GENEVA, Switzerland–The country’s strides in combating human trafficking, tackling the financing of terrorism and money laundering and general social developments have been highlighted at the current session of the Universal Periodic Review (UPR) being held in the United Nations (UN) Office in Geneva, Switzerland.
Justice Minister Rafael Boasman is representing St. Maarten along with his Chef de Cabinet Len Dijkstra and Patrice Gumbs Jr., Senior Policy Advisor at the Department of Foreign Relations. They form part of the Kingdom delegation that includes outgoing Interior Affairs and Kingdom Relations Minister Ronald Plasterk, Minister Plenipotentiary of Aruba in The Hague Juan David Yrausquin, and Policy Advisor at the Department of Foreign Affairs of Curaçao Miloushka Sboui-Racamy.
The UPR is a review of the human rights record of all UN member states, in this case the Kingdom of the Netherlands. The Kingdom, and therefore St. Maarten, is party to a number of Human Rights Treaties. The review allows states, in the report that each is obligated to submit to the United Nations, to highlight efforts made to ensure that human rights are safeguarded within its borders.
St. Maarten’s report underscored progress made in three specific areas, falling under two thematic headings. Under the themes legislation and judicial matters, St. Maarten highlighted the implementation of the new Penal Code and the new crimes it covers including financing of terrorism and money laundering.
St.

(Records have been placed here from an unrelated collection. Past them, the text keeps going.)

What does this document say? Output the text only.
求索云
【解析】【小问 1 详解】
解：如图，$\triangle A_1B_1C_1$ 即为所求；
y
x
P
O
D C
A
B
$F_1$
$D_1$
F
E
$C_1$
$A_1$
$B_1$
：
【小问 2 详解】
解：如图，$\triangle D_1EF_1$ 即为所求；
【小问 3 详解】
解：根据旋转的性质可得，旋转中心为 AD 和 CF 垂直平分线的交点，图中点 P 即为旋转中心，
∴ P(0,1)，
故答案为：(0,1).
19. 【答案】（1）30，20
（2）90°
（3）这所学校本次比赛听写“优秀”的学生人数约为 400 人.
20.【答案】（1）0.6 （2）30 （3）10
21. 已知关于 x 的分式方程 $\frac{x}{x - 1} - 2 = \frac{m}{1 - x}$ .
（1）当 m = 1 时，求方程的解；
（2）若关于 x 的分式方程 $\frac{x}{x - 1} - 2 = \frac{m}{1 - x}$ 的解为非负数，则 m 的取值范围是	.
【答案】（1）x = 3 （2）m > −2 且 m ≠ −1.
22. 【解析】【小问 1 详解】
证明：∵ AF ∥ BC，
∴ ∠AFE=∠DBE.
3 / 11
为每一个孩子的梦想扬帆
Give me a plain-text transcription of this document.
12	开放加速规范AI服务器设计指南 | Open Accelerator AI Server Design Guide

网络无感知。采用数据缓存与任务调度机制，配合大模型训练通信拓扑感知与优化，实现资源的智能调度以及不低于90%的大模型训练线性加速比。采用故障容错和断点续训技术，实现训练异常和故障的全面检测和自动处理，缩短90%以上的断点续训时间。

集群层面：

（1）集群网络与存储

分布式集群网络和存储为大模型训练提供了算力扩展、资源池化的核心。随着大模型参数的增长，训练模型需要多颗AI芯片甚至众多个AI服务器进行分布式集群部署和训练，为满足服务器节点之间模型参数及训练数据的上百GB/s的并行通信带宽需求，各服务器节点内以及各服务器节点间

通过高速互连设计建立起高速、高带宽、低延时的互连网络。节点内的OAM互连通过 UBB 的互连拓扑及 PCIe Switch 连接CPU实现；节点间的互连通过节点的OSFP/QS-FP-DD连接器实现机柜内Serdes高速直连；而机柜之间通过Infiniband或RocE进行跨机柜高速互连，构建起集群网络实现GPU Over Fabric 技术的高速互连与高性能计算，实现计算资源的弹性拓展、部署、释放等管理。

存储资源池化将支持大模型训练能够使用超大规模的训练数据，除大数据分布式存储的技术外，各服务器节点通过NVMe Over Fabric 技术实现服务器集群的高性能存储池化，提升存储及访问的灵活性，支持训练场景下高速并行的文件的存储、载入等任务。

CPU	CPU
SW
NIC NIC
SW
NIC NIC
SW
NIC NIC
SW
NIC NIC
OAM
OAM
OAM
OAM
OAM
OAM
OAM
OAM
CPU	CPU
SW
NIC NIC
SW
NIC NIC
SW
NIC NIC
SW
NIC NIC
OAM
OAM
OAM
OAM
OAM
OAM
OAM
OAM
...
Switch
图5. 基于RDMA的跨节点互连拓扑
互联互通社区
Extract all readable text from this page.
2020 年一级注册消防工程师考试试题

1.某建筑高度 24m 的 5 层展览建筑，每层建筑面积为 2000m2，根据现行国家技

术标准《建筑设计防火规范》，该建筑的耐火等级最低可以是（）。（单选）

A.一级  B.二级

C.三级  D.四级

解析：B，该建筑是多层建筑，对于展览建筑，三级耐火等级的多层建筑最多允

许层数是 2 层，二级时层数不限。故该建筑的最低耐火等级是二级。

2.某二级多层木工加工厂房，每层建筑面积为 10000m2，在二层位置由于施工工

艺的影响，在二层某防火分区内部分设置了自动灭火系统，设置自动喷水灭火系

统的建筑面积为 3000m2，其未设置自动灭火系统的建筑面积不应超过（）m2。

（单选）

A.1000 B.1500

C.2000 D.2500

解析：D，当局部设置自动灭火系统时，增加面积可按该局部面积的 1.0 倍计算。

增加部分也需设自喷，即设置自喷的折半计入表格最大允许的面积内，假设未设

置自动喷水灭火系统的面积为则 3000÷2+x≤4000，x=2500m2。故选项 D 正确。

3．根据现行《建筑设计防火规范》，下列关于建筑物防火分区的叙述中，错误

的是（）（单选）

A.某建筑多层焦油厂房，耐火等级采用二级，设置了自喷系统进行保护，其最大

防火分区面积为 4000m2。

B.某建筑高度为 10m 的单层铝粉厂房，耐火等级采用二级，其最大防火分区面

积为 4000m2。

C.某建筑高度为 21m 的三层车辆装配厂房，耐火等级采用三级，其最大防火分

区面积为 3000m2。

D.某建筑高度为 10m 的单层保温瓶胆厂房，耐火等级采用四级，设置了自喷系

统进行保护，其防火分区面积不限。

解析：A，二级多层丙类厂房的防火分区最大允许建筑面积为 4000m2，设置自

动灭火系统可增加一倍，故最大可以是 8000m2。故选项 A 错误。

Maarten also highlighted the progress made in combatting human trafficking and St. Maarten’s most recent ranking in tier one in the United States (US) Trafficking in Persons Report. This rank means that St. Maarten fully meets the minimum standards for the elimination of trafficking in persons. Under the thematic heading of social development, St. Maarten proudly presented the work it has undertaken in ensuring education for all, with the implementation of the law on compulsory education.
The top delegates defended the record of the Kingdom during the one-day public hearing in which the bulk of questions posed by UN member states were directed to the Netherlands. A large number of general questions to the Kingdom regarding pending ratifications, treaty reservations, and the Rights of the Child were also received by the delegation.
Boasman, in response to questions posed by Algeria, Australia, and the Republic of Korea, spoke about education access for disadvantaged children, human rights monitoring mechanisms, and adult and youth detention facilities. He also highlighted the work of the Constitutional Court and the ongoing efforts at the Prison and the work of the Miss Lalie Center in the area of youth detention and rehabilitation.
Boasman now heads to The Hague to hold meetings with outgoing Dutch Justice Minister Stef Blok and other authorities about the prison and other matters. He is accompanied by Dijkstra.
Gumbs Jr. remains in Geneva for the rest of the week to attend technical meetings related to the UPR, including recommendations from other UN state parties and pledges to address matters raised during the hearing.